Penkovski nunca traicionó a su país por dinero ni por ambición. Había servido en Ankara y se sentía muy decepcionado por el fariseísmo de la nomenklatura, que gozaba de enormes privilegios mientras los ciudadanos pasaban penalidades. Tras una carrera meteórica, empezó a colaborar con la CIA y el MI6 suministrando valiosa información de los planes militares del Ejército Rojo.

Labró su perdición al pasar decenas de planos y fotografías de los emplazamientos de los misiles soviéticos en Cuba, aportando una prueba irrebatible a la Administración Kennedy. Durante algunos días, Estados Unidos y la Unión Soviética, que se negó a retirarlos, estuvieron al borde de la guerra. Pero, finalmente, Kruschev cedió. El KGB ya sospechaba de él y, poco tiempo después, desapareció sin que nadie volviera a tener noticias. Hoy sabemos por sus excompañeros que la organización decidió castigarle con una muerte terrible para que todos tomaran nota del castigo que esperaba a los traidores.

A Oleg Gordievski le aguardaba un destino similar, si no fuera porque huyó de Moscú en 1985, cuando el KGB había dado orden de detenerle. Era miembro de una familia de chekistas y también había ejercido altas responsabilidades en el KGB. Durante varios años había sido el jefe de operaciones en Gran Bretaña bajo camuflaje diplomático. Y asistía regularmente a las reuniones del co­­mité de dirección, lo que le permitía el acceso a valiosa información interna.

Gordievski había pasado a los Aliados una cantidad ingente de documentos e informes confidenciales. Algunos de ellos demostraban que Andropov estaba convencido de que la OTAN preparaba un ataque nuclear contra la Unión Soviética, lo que alimentaba la paranoia del bloque comunista contra Occidente.

Tuvo mucha suerte porque un día, al volver a su domicilio en Moscú, se dio cuenta de que el pestillo de una puerta interior que él había dejado cerrada estaba desbloqueado. Horas después, Gordievski se fugó de la capital y pudo cruzar la frontera finlandesa en el maletero del coche del embajador británico. Miles de agentes lo perseguían y lo siguieron buscando tras su deserción. El fiasco provocó la destitución de Iván Serov, el jefe del KGB y protegido de Kruschev.

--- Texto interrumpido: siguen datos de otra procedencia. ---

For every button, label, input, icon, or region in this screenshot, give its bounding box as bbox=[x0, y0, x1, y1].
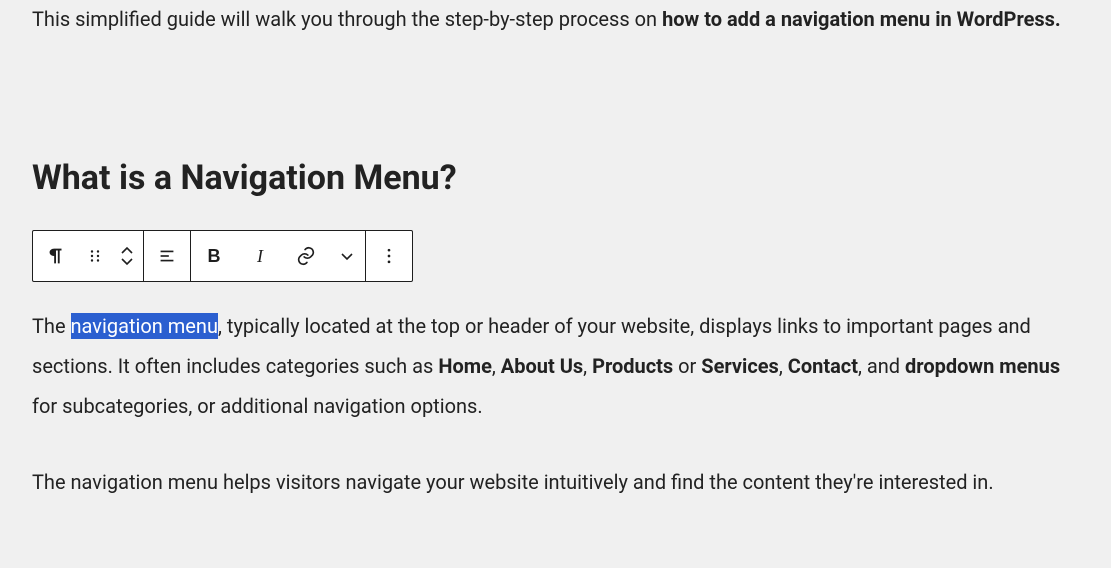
text: , bbox=[583, 354, 592, 378]
block-toolbar: B I bbox=[32, 230, 413, 282]
toolbar-group-block bbox=[33, 231, 144, 281]
body-paragraph-2[interactable]: The navigation menu helps visitors navig… bbox=[32, 462, 1079, 502]
italic-button[interactable]: I bbox=[237, 231, 283, 281]
drag-handle-button[interactable] bbox=[79, 231, 111, 281]
toolbar-group-format: B I bbox=[191, 231, 366, 281]
text: , bbox=[492, 354, 501, 378]
text: The bbox=[32, 314, 71, 338]
paragraph-block-button[interactable] bbox=[33, 231, 79, 281]
dropdown-menus-strong: dropdown menus bbox=[905, 354, 1060, 378]
italic-icon: I bbox=[257, 246, 263, 267]
link-icon bbox=[295, 245, 317, 267]
move-buttons[interactable] bbox=[111, 231, 143, 281]
text: , and bbox=[858, 354, 905, 378]
toolbar-group-align bbox=[144, 231, 191, 281]
drag-icon bbox=[86, 247, 104, 265]
bold-icon: B bbox=[208, 246, 221, 267]
move-down-icon bbox=[120, 256, 134, 266]
bold-button[interactable]: B bbox=[191, 231, 237, 281]
intro-paragraph: This simplified guide will walk you thro… bbox=[32, 0, 1079, 38]
options-icon bbox=[379, 246, 399, 266]
category-services: Services bbox=[701, 354, 779, 378]
category-home: Home bbox=[438, 354, 492, 378]
intro-strong: how to add a navigation menu in WordPres… bbox=[662, 7, 1061, 31]
text: , bbox=[779, 354, 788, 378]
body-paragraph-1[interactable]: The navigation menu, typically located a… bbox=[32, 306, 1079, 426]
section-heading[interactable]: What is a Navigation Menu? bbox=[32, 158, 1079, 198]
category-about: About Us bbox=[501, 354, 583, 378]
category-contact: Contact bbox=[788, 354, 858, 378]
align-button[interactable] bbox=[144, 231, 190, 281]
chevron-down-icon bbox=[339, 248, 355, 264]
paragraph-icon bbox=[45, 245, 67, 267]
move-up-icon bbox=[120, 246, 134, 256]
options-button[interactable] bbox=[366, 231, 412, 281]
selected-text[interactable]: navigation menu bbox=[71, 313, 218, 339]
text: for subcategories, or additional navigat… bbox=[32, 394, 483, 418]
link-button[interactable] bbox=[283, 231, 329, 281]
text: or bbox=[673, 354, 701, 378]
category-products: Products bbox=[592, 354, 673, 378]
align-icon bbox=[156, 245, 178, 267]
more-format-button[interactable] bbox=[329, 231, 365, 281]
toolbar-group-options bbox=[366, 231, 412, 281]
intro-text: This simplified guide will walk you thro… bbox=[32, 7, 662, 31]
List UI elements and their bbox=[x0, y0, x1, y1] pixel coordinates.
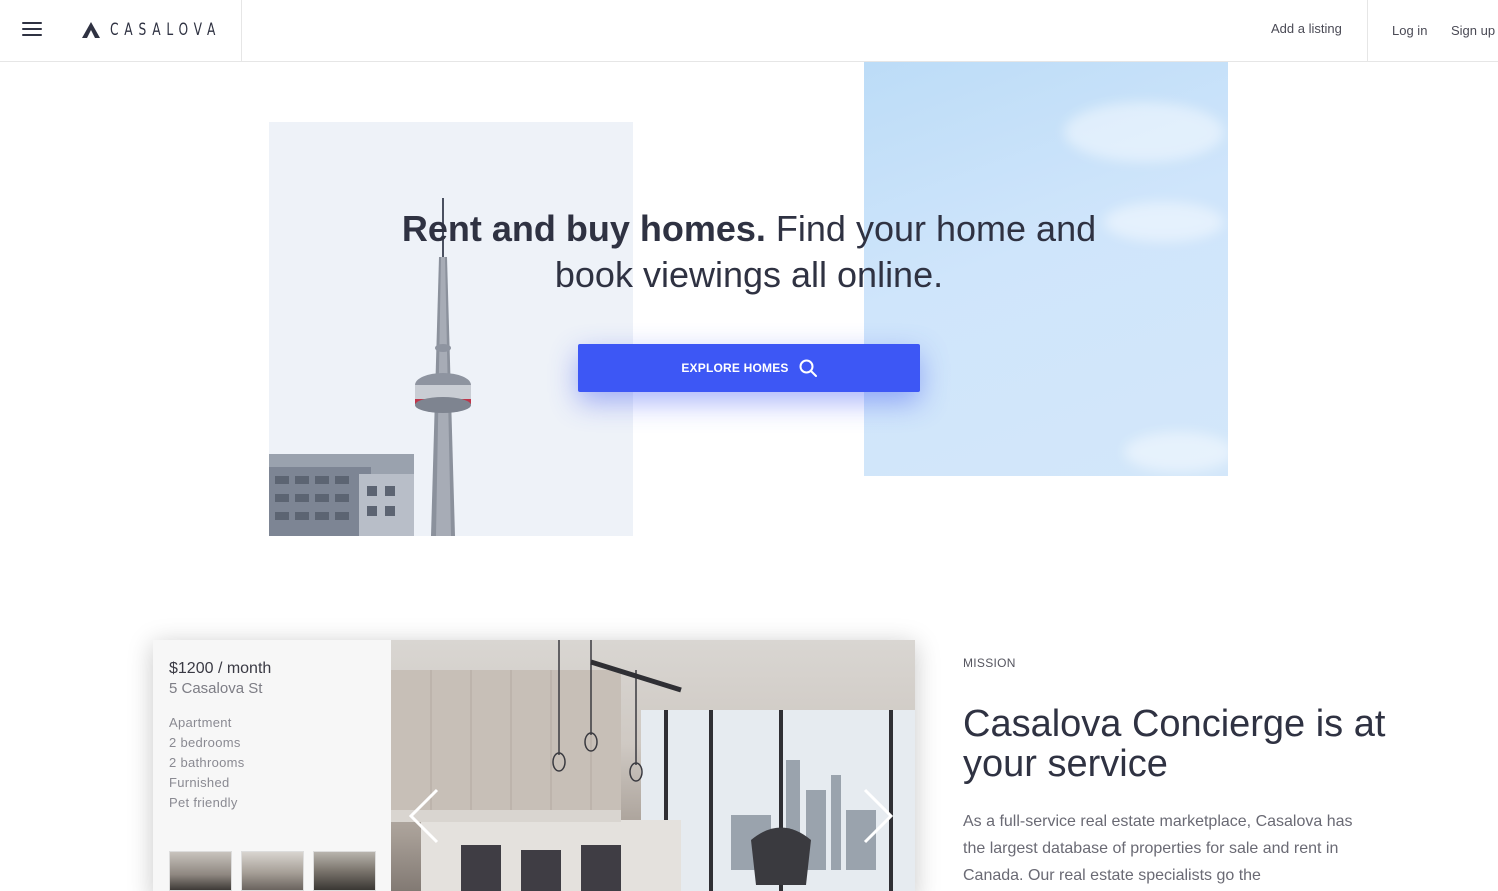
listing-features: Apartment 2 bedrooms 2 bathrooms Furnish… bbox=[169, 713, 375, 813]
header-divider bbox=[1367, 0, 1368, 61]
apartment-interior-illustration bbox=[391, 640, 915, 891]
site-header: CASALOVA Add a listing Log in Sign up bbox=[0, 0, 1498, 62]
listing-address: 5 Casalova St bbox=[169, 680, 263, 697]
mission-text: As a full-service real estate marketplac… bbox=[963, 813, 1353, 884]
signup-link[interactable]: Sign up bbox=[1451, 23, 1495, 38]
add-listing-link[interactable]: Add a listing bbox=[1271, 21, 1342, 36]
site-logo[interactable]: CASALOVA bbox=[82, 19, 264, 41]
explore-homes-label: EXPLORE HOMES bbox=[681, 361, 789, 375]
listing-feature: 2 bathrooms bbox=[169, 755, 245, 770]
header-divider bbox=[241, 0, 242, 61]
hamburger-menu-icon[interactable] bbox=[22, 22, 42, 38]
listing-thumbnail[interactable] bbox=[313, 851, 376, 891]
casalova-logo-icon bbox=[82, 22, 100, 38]
mission-label: MISSION bbox=[963, 656, 1016, 670]
explore-homes-button[interactable]: EXPLORE HOMES bbox=[578, 344, 920, 392]
listing-feature: Pet friendly bbox=[169, 795, 238, 810]
listing-thumbnails bbox=[169, 851, 376, 891]
search-icon bbox=[799, 359, 817, 377]
listing-feature: Apartment bbox=[169, 715, 232, 730]
hero-title: Rent and buy homes. Find your home and b… bbox=[400, 206, 1098, 298]
listing-info: $1200 / month 5 Casalova St Apartment 2 … bbox=[153, 640, 391, 891]
listing-thumbnail[interactable] bbox=[241, 851, 304, 891]
chevron-right-icon[interactable] bbox=[857, 786, 897, 846]
cn-tower-illustration bbox=[269, 198, 471, 536]
listing-card[interactable]: $1200 / month 5 Casalova St Apartment 2 … bbox=[153, 640, 915, 891]
listing-photo bbox=[391, 640, 915, 891]
listing-thumbnail[interactable] bbox=[169, 851, 232, 891]
hero-title-bold: Rent and buy homes. bbox=[401, 208, 766, 249]
logo-text: CASALOVA bbox=[110, 20, 222, 40]
mission-title: Casalova Concierge is at your service bbox=[963, 703, 1386, 785]
listing-price: $1200 / month bbox=[169, 660, 272, 677]
hero-image-cn-tower bbox=[269, 122, 633, 536]
listing-feature: 2 bedrooms bbox=[169, 735, 241, 750]
login-link[interactable]: Log in bbox=[1392, 23, 1427, 38]
chevron-left-icon[interactable] bbox=[405, 786, 445, 846]
listing-feature: Furnished bbox=[169, 775, 230, 790]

Gordievski fue acogido por el Gobierno británico, que lo ocultó y le dio una nueva identidad. Margaret Thatcher y Ronald Reagan lo recibieron personalmente y le dieron las gracias por sus servicios. Todavía hoy sigue manteniendo una vida sumamente reservada porque teme que el FSB, heredero del KGB, lo tenga en su punto de mira. No hay jamás perdón para quien rompe las reglas en el mundo del espionaje.

El caso más emblemático de hasta dónde llega el largo brazo de los aparatos de seguridad es el de Aleksander Litvinenko, envenenado con polonio cuando residía en Londres. Había trabajado para los servicios secretos rusos como jefe de la lucha contra el crimen organizado. Abandonó la organización para denunciar la corrupción de la oligarquía del Kremlin. Por ello, estaba considerado por Putin ya no solo como un traidor, sino, sobre todo, como un adversario personal.

Litvinenko había huido a Londres, como Gordievski, y gozaba de la protección del MI5, el contraespionaje británico, pero ello no fue óbice para que el FSB mandara a dos sicarios, quienes le administraron ese material radioactivo que lo condenó a una muerte horrible. La justicia abrió una investigación, reconstruyó los hechos e identificó a los culpables del asesinato de Litvinenko. Pero ya estaban fuera del territorio británico, a salvo en su país, que no tiene tratado de extradición con Londres. Nadie duda que, como en el reciente caso del envenenamiento de Aleksei Navalni, las órdenes partieron del propio Putin.

Navalni, sin embargo, logró escapar de milagro de una muerte segura al ser llevado a un hospital en Alemania, que detectó que le habían administrado una sustancia letal que afectaba a su sistema nervioso. Su delito era también haber denunciado la corrupción de Putin. Por eso, acaba de ser condenado a tres años y medio de cárcel por un tribunal de Moscú en un juicio farsa en el que se le acusaba de haber violado la libertad condicional. La periodista Anna Politovskaia corrió peor suerte: fue asesinada de un tiro en la cabeza en el portal de su casa en 2006 por haber investigado los crímenes rusos en la guerra de Chechenia. Ya estaba avisada, en reiteradas ocasiones, de que ese iba a ser su final. Nunca se ha esclarecido quién la mató.